To begin, I need to offer three confessions. First, none of this article is based on hard data, but rather, on speculation. As I’ve lived and pastored through this pandemic, I’ve found myself curious about how churches are operating now and how they might function moving forward. Then secondly, I must own up to my personal preference for small churches over large. Of course, I’m biased as the pastor of a small church. But I also fundamentally believe that small church is a better way to function as the body of Christ than large. And thirdly, I’ll be painting with very broad brush strokes here, as not all “large” churches are created equally and have the same priorities.
That said, here’s what I've been intrigued with lately. I wonder if larger churches will start to reshape their ecclesiology (their way of doing church or their thoughts on how church should be done) as a result of this viral pandemic. I mean, they have to, right?! In a globally connected world where goods, services, and ideas, including a virus, can be spread throughout the world in a heartbeat, I would think large churches would need to rethink their methods of cramming as many people as possible into as large a room as possible to have as great an impact as possible. It’s a noble ambition—the attempt to reach as many people for Christ as possible—but it just doesn’t seem like a feasible or wise model for ministry in both the short- and long-term.
I would think these large churches would need to re-strategize for how they might reach people and do ministry differently in a world that can be so quickly infected and affected.
But then that thought led me down the rabbit hole to the next one—this time a critique of the large church model. I began wondering about the idea of a “virus” or things going “viral” as a metaphor for the way the church-growth and megachurch movements think about the gospel and church. I think you could accurately say that megachurches (and the churches that aspire to be them) want the gospel and their churches to go “viral.” They want their ministry and influence to blow up quickly, to take off like a flash. They want it to spread like wildfire, reaching as many people as humanly possible—multiple services, large sanctuaries, and a massive online presence.
And again, I don’t think this impulse begins from a bad place, but this desire can become sickening really easily and quickly. Reaching the world for Christ is certainly a noble pursuit, but the aspiration for ministry to go “viral” can easily become self-gratifying, shallow, and sometimes even toxic. The goal can easily become growth for the sake of growth, rather than the fulfilling and expanding of God’s Kingdom. People tune in from the fringes, but often fail to plug in deeply to the way of Jesus and the life of the church.
Not to mention the fact that this “viral” ministry model seems contrary to the ministry of Jesus. For Jesus, the metaphors he uses to speak of the gospel and the kingdom are mostly agricultural. You till the soil and plant the seeds. You water and pray for sunshine. It takes a while and requires much patience. You don’t see instant success—or sometimes any success at all. But that’s the way the gospel grows: slowly and steadily.

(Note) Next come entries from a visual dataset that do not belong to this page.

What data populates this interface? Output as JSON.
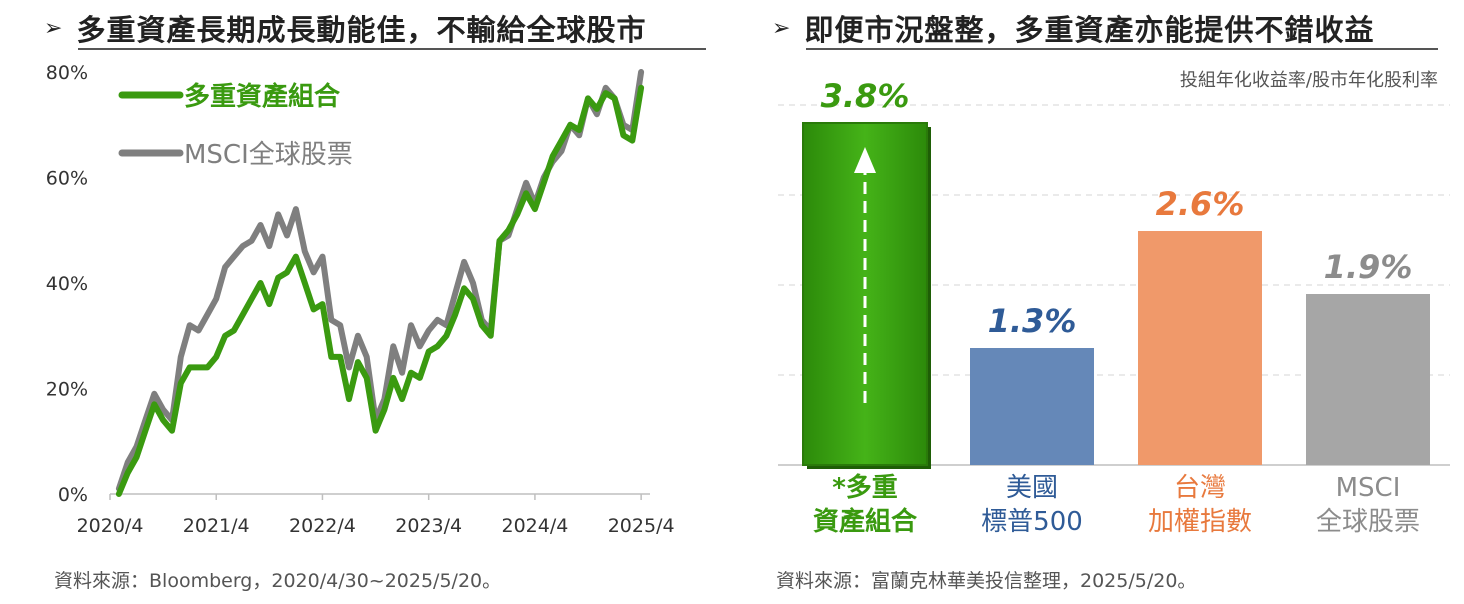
{
  "left_panel": {
    "title": "多重資產長期成長動能佳，不輸給全球股市",
    "source": "資料來源：Bloomberg，2020/4/30~2025/5/20。"
  },
  "right_panel": {
    "title": "即便市況盤整，多重資產亦能提供不錯收益",
    "subtitle": "投組年化收益率/股市年化股利率",
    "source": "資料來源：富蘭克林華美投信整理，2025/5/20。"
  },
  "chart_data": [
    {
      "type": "line",
      "yticks": [
        "0%",
        "20%",
        "40%",
        "60%",
        "80%"
      ],
      "ylim": [
        0,
        80
      ],
      "xticks": [
        "2020/4",
        "2021/4",
        "2022/4",
        "2023/4",
        "2024/4",
        "2025/4"
      ],
      "x_range": [
        "2020/4",
        "2025/5"
      ],
      "grid": false,
      "legend_position": "top-left",
      "series": [
        {
          "name": "多重資產組合",
          "color": "#3a9a10",
          "values": [
            0,
            4,
            7,
            12,
            17,
            14,
            12,
            21,
            24,
            24,
            24,
            26,
            30,
            31,
            34,
            37,
            40,
            36,
            41,
            42,
            45,
            40,
            35,
            36,
            26,
            26,
            18,
            25,
            22,
            12,
            16,
            22,
            18,
            23,
            22,
            27,
            28,
            30,
            34,
            39,
            37,
            32,
            30,
            48,
            50,
            53,
            57,
            54,
            59,
            64,
            67,
            70,
            69,
            75,
            73,
            76,
            75,
            68,
            67,
            77
          ],
          "x_start": "2020/5",
          "x_step_months": 1
        },
        {
          "name": "MSCI全球股票",
          "color": "#7f7f7f",
          "values": [
            1,
            6,
            9,
            14,
            19,
            16,
            14,
            26,
            32,
            31,
            34,
            37,
            43,
            45,
            47,
            48,
            51,
            47,
            53,
            49,
            54,
            46,
            42,
            45,
            33,
            32,
            24,
            30,
            26,
            14,
            18,
            28,
            23,
            32,
            28,
            31,
            33,
            32,
            38,
            44,
            40,
            33,
            31,
            48,
            49,
            54,
            59,
            55,
            60,
            63,
            65,
            70,
            68,
            75,
            72,
            77,
            75,
            70,
            69,
            80
          ],
          "x_start": "2020/5",
          "x_step_months": 1
        }
      ]
    },
    {
      "type": "bar",
      "categories": [
        "*多重\n資產組合",
        "美國\n標普500",
        "台灣\n加權指數",
        "MSCI\n全球股票"
      ],
      "values": [
        3.8,
        1.3,
        2.6,
        1.9
      ],
      "value_labels": [
        "3.8%",
        "1.3%",
        "2.6%",
        "1.9%"
      ],
      "colors": [
        "#3aa312",
        "#6588b8",
        "#f0996a",
        "#a6a6a6"
      ],
      "label_colors": [
        "#3a9a10",
        "#2f5b97",
        "#e8793d",
        "#8c8c8c"
      ],
      "ylim": [
        0,
        4.0
      ],
      "grid": true
    }
  ]
}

That’s the way Jesus went about his ministry, patiently and persistently. A few followers here, a few miracles there, a sermon or two sprinkled in on occasion. He wasn’t in a rush. His ministry was far deeper than it was wide, with Jesus even encouraging people to keep quiet about his work for fear it would spread too quickly. When crowds would clamor to him, it only took a quick reminder of the difficulty and demand of the gospel for the multitude to rapidly reduce. There was nothing “viral” about Jesus’ ministry.

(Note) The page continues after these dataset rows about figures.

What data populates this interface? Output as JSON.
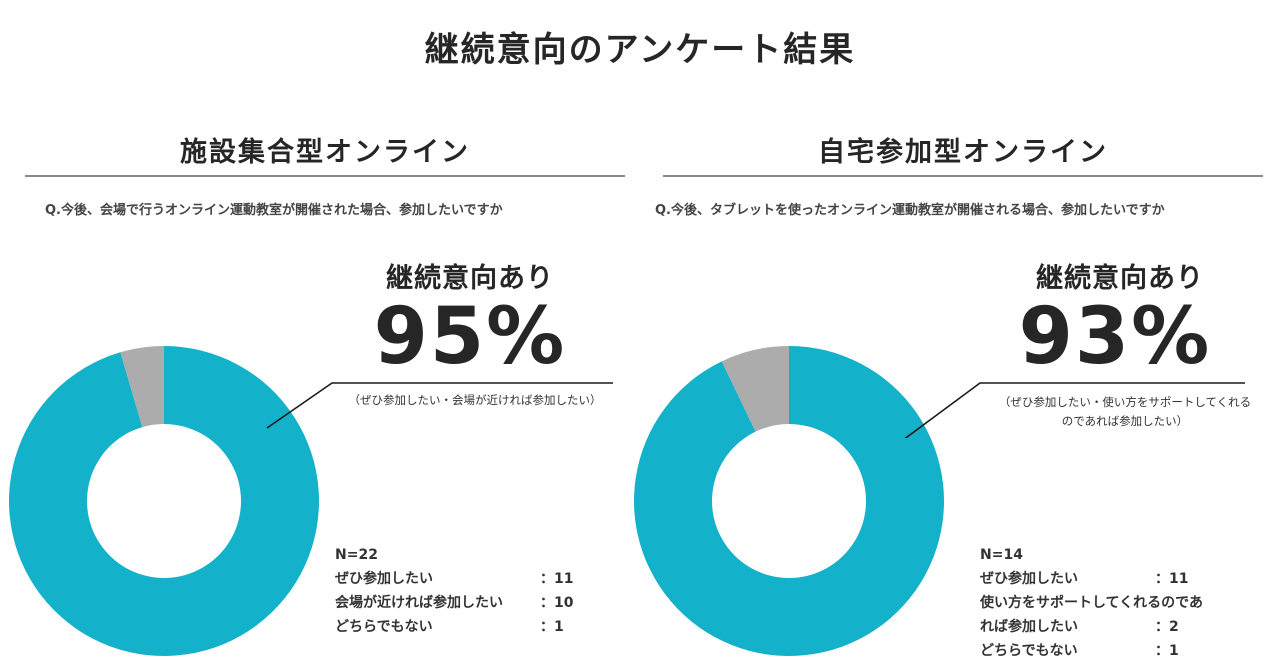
{
  "title": "継続意向のアンケート結果",
  "colors": {
    "yes": "#13b1ca",
    "no": "#acacac"
  },
  "panels": [
    {
      "heading": "施設集合型オンライン",
      "question": "Q.今後、会場で行うオンライン運動教室が開催された場合、参加したいですか",
      "highlight_label": "継続意向あり",
      "highlight_value": "95%",
      "highlight_note": "（ぜひ参加したい・会場が近ければ参加したい）",
      "n_label": "N=22",
      "rows": [
        {
          "label": "ぜひ参加したい",
          "value": "：11"
        },
        {
          "label": "会場が近ければ参加したい",
          "value": "：10"
        },
        {
          "label": "どちらでもない",
          "value": "：1"
        }
      ]
    },
    {
      "heading": "自宅参加型オンライン",
      "question": "Q.今後、タブレットを使ったオンライン運動教室が開催される場合、参加したいですか",
      "highlight_label": "継続意向あり",
      "highlight_value": "93%",
      "highlight_note_line1": "（ぜひ参加したい・使い方をサポートしてくれる",
      "highlight_note_line2": "のであれば参加したい）",
      "n_label": "N=14",
      "rows": [
        {
          "label": "ぜひ参加したい",
          "value": "：11"
        },
        {
          "label": "使い方をサポートしてくれるのであ",
          "value": ""
        },
        {
          "label": "れば参加したい",
          "value": "：2"
        },
        {
          "label": "どちらでもない",
          "value": "：1"
        }
      ]
    }
  ],
  "chart_data": [
    {
      "type": "pie",
      "donut": true,
      "title": "施設集合型オンライン",
      "categories": [
        "継続意向あり",
        "どちらでもない"
      ],
      "values": [
        21,
        1
      ]
    },
    {
      "type": "pie",
      "donut": true,
      "title": "自宅参加型オンライン",
      "categories": [
        "継続意向あり",
        "どちらでもない"
      ],
      "values": [
        13,
        1
      ]
    }
  ]
}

And that’s the way the early church grew as well. Sure, there were times where 3,000 or 5,000 were added to their number in a day, but the church still spread through small, local, hidden house churches. They organized themselves to be able to care for real needs, sharing all things in common and joining together daily for worship and the breaking of bread. That sure doesn’t sound like a ‘viral,’ megachurch mentality to me.

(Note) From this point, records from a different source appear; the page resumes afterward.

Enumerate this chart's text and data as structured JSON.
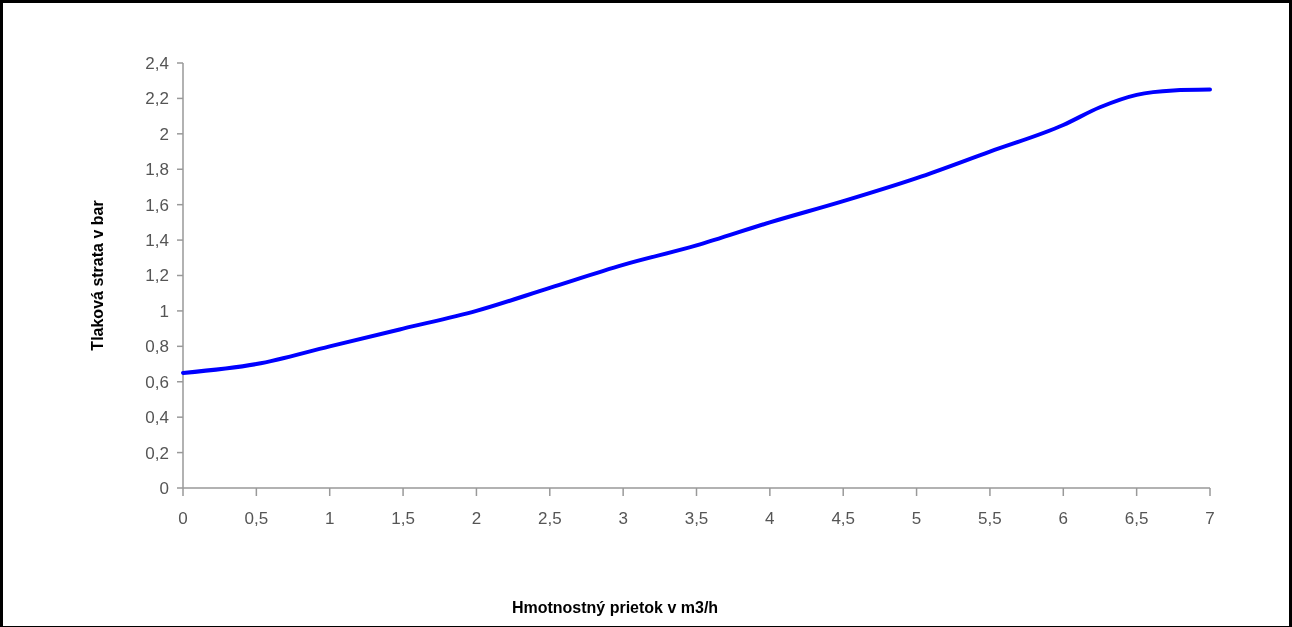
{
  "chart_data": {
    "type": "line",
    "xlabel": "Hmotnostný prietok v m3/h",
    "ylabel": "Tlaková strata v bar",
    "x": [
      0,
      0.5,
      1,
      1.5,
      2,
      2.5,
      3,
      3.5,
      4,
      4.5,
      5,
      5.5,
      6,
      6.25,
      6.5,
      6.75,
      7
    ],
    "series": [
      {
        "color": "#0000ff",
        "values": [
          0.65,
          0.7,
          0.8,
          0.9,
          1.0,
          1.13,
          1.26,
          1.37,
          1.5,
          1.62,
          1.75,
          1.9,
          2.05,
          2.15,
          2.22,
          2.245,
          2.25
        ]
      }
    ],
    "xlim": [
      0,
      7
    ],
    "xticks": [
      0,
      {
        "value": 0.5,
        "label": "0,5"
      },
      1,
      {
        "value": 1.5,
        "label": "1,5"
      },
      2,
      {
        "value": 2.5,
        "label": "2,5"
      },
      3,
      {
        "value": 3.5,
        "label": "3,5"
      },
      4,
      {
        "value": 4.5,
        "label": "4,5"
      },
      5,
      {
        "value": 5.5,
        "label": "5,5"
      },
      6,
      {
        "value": 6.5,
        "label": "6,5"
      },
      7
    ],
    "ylim": [
      0,
      2.4
    ],
    "yticks": [
      0,
      {
        "value": 0.2,
        "label": "0,2"
      },
      {
        "value": 0.4,
        "label": "0,4"
      },
      {
        "value": 0.6,
        "label": "0,6"
      },
      {
        "value": 0.8,
        "label": "0,8"
      },
      1,
      {
        "value": 1.2,
        "label": "1,2"
      },
      {
        "value": 1.4,
        "label": "1,4"
      },
      {
        "value": 1.6,
        "label": "1,6"
      },
      {
        "value": 1.8,
        "label": "1,8"
      },
      2,
      {
        "value": 2.2,
        "label": "2,2"
      },
      {
        "value": 2.4,
        "label": "2,4"
      }
    ],
    "grid": false,
    "marker": "none",
    "line_style": "solid"
  }
}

The gospel or the church going “viral” most likely means it’s not taking root deeply, here today and possibly gone tomorrow. And churches going “viral” probably means that those people will catch the next viral bug that comes along—the next big, trendy church—and off they’ll go, infected by the next strain of ‘viral’ church.
But the beautiful irony is that a virus could be the very thing to help churches see the problem with their viral ecclesiology. We are being forced to slow things down, spread people out, and not continue the incessant sprint of ‘viral’ ministry toward church growth. And I intentionally used the word we, there, because even small churches aren’t immune from the lure of viral ministry. But my sincere prayer for all churches during this time, and especially large ones, is that we would recommit to the ministry of Jesus—a slow, intentional, deeply-relational way of being with people that grows incrementally by emphasizing the depth of the few instead of the breadth of the many. Let’s stop worrying about going ‘viral’—the rapid growth of butts, bucks, and buildings—and be more invested in the slow, steady, often unnoticed and unheralded work of loving our church, our neighbors, and our community—the flourishing of our world.